The other thing that [the court] want[s] to say * * * with regard to the * * * distraction theory, is that [the court] believe[s] it is significant that in this case, the landowner, Wal-Mart, wasn't responsible for the distraction which diverted [Wade's] attention. [Wade] wasn't diverted by carrying a bulky item. She was diverted because she wasn't watching where she was going. And when [Wade's] attention is diverted by something that [Wal-Mart] has no control over—Wal-Mart can't control whether [Wade] looks * * * or whether she runs—then [the court] think[s] the exception for distraction does not apply."

¶ 36 As the aforementioned quoted text reveals, at the close of argument during the November 2014 hearing on Wal-Mart's motion for summary judgment, the trial court meticulously set forth its rationale for rejecting Wade's distraction-exception claim by speaking, at length, from the bench. Although the de novo standard of review does not require this court to give deference to the trial court's conclusions or specific rationale (Bituminous Casualty Corp. v. Iles, 2013 IL App (5th) 120485, ¶ 19, 372 Ill.Dec. 856, 992 N.E.2d 1257), a trial court's decision to carefully explain the rationale underlying its ruling is always helpful because it provides valuable insight, which a reviewing court may find entirely persuasive, as we do in this case.

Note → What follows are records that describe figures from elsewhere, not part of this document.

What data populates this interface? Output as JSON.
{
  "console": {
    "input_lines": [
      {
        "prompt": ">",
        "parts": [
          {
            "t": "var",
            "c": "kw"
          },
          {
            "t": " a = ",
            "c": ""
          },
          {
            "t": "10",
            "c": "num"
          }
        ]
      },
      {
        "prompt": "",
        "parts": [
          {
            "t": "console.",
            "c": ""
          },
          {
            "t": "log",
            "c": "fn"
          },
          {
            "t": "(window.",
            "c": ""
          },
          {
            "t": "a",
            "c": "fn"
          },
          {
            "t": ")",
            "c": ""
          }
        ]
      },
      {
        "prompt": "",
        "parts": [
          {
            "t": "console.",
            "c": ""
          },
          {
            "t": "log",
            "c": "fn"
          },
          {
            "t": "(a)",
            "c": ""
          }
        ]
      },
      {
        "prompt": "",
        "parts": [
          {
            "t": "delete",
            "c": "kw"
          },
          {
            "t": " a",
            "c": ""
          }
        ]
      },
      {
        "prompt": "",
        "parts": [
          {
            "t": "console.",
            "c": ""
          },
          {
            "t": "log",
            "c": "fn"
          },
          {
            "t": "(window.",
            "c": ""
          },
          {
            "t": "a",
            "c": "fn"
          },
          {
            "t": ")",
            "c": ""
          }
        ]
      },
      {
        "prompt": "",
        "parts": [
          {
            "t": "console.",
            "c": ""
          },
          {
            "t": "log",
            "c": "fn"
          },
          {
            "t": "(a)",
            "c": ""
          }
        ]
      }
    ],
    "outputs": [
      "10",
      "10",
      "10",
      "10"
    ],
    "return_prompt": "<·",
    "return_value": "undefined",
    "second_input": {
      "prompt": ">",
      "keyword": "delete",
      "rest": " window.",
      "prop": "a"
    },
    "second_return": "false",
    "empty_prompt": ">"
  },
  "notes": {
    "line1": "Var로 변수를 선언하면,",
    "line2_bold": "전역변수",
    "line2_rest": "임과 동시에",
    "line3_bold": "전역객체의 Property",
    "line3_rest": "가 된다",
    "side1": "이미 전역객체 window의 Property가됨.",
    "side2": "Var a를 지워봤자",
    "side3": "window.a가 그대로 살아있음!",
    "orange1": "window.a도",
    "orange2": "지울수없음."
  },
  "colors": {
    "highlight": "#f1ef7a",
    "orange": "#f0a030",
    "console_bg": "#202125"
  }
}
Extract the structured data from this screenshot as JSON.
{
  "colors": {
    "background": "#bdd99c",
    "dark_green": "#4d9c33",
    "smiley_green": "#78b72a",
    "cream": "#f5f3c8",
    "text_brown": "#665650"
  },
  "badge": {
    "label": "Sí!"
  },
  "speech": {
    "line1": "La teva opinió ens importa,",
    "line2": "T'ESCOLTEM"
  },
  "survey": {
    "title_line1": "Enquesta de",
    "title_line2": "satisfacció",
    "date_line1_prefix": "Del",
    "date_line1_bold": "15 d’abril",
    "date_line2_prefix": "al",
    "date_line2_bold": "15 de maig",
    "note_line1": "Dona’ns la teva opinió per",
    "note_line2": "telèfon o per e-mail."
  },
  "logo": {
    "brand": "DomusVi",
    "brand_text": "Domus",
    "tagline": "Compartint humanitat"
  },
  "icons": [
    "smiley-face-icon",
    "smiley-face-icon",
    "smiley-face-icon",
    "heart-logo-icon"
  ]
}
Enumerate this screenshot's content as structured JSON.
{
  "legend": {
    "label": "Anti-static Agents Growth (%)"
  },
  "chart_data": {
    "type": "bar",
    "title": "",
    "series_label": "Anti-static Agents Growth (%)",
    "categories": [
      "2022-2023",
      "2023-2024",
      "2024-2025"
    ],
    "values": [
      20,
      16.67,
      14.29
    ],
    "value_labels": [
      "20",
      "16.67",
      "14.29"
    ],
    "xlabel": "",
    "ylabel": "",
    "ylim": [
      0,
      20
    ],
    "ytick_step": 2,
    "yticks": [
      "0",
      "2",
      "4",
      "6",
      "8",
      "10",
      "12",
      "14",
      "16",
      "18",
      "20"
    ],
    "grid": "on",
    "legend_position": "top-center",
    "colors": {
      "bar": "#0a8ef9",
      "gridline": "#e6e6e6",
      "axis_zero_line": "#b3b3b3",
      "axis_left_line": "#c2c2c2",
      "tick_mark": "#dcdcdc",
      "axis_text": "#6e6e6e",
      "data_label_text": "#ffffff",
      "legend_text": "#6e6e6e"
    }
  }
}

We further note that a trial court can provide this valuable insight through a written order or by stating its ruling on the record, as the court did in this case.

¶ 37 4. Wade's Distraction-Exception Claim

¶ 38 Wade asserts that the distraction exception to the open and obvious doctrine applies because "[i]t is reasonable for [Wal-Mart] to anticipate, under the circumstances, that [Wade] would be distracted when returning to her car by maintaining a lookout for other vehicles, pedestrians, [or] carts, * * * and not be looking down and be distracted." We disagree.

¶ 39 As we have previously noted, the distraction exception to the open and obvious doctrine examines "whether the defendant should reasonably anticipate injury to those entrants on his premises who are generally exercising reasonable care for their own safety, but who may reasonably be expected to be distracted, as when carrying large bundles, or forgetful of the condition after having momentarily encountered it." (Emphasis added.) Ward, 136 Ill.2d at 152, 143 Ill.Dec. 288, 554 N.E.2d at 232. "[T]he distraction exception will only apply where evidence exists from which a court can infer that plaintiff was actually distracted." Bruns, 2014 IL 116998, ¶ 22, 386 Ill.Dec. 765, 21 N.E.3d 684.

¶ 40 Despite Wade's reliance on Ward, we agree with the trial court's rationale that Ward is distinguishable because Wade was not engaged in any activity that Wal-Mart should have reasonably anticipated would have distracted her from the open and obvious hazard created by the parking lot pothole. We also conclude that on this record, no other distractions existed at the moment Wade decided to trot back to her SUV. At most, the record in this case showed that Wade failed to exercise reasonable care for her own safety by paying attention to her surroundings as she trotted back to her SUV. However, the mere fact that Wade's attention was focused elsewhere during that brief moment does not constitute the requisite distraction. See id. ("[T]he mere fact of looking elsewhere does not constitute a distraction.").

¶ 41 Accordingly, we affirm the trial court's grant of summary judgment in Wal-Mart's favor.

¶ 42 In so concluding, we commend the trial court for providing its comprehensive explanation of its ruling, which this court found helpful in its resolution of this appeal.

¶ 43 III. CONCLUSION

¶ 44 For the reasons stated, we affirm the trial court's judgment.

¶ 45 Affirmed.

Justices TURNER and HOLDER WHITE concurred in the judgment and opinion.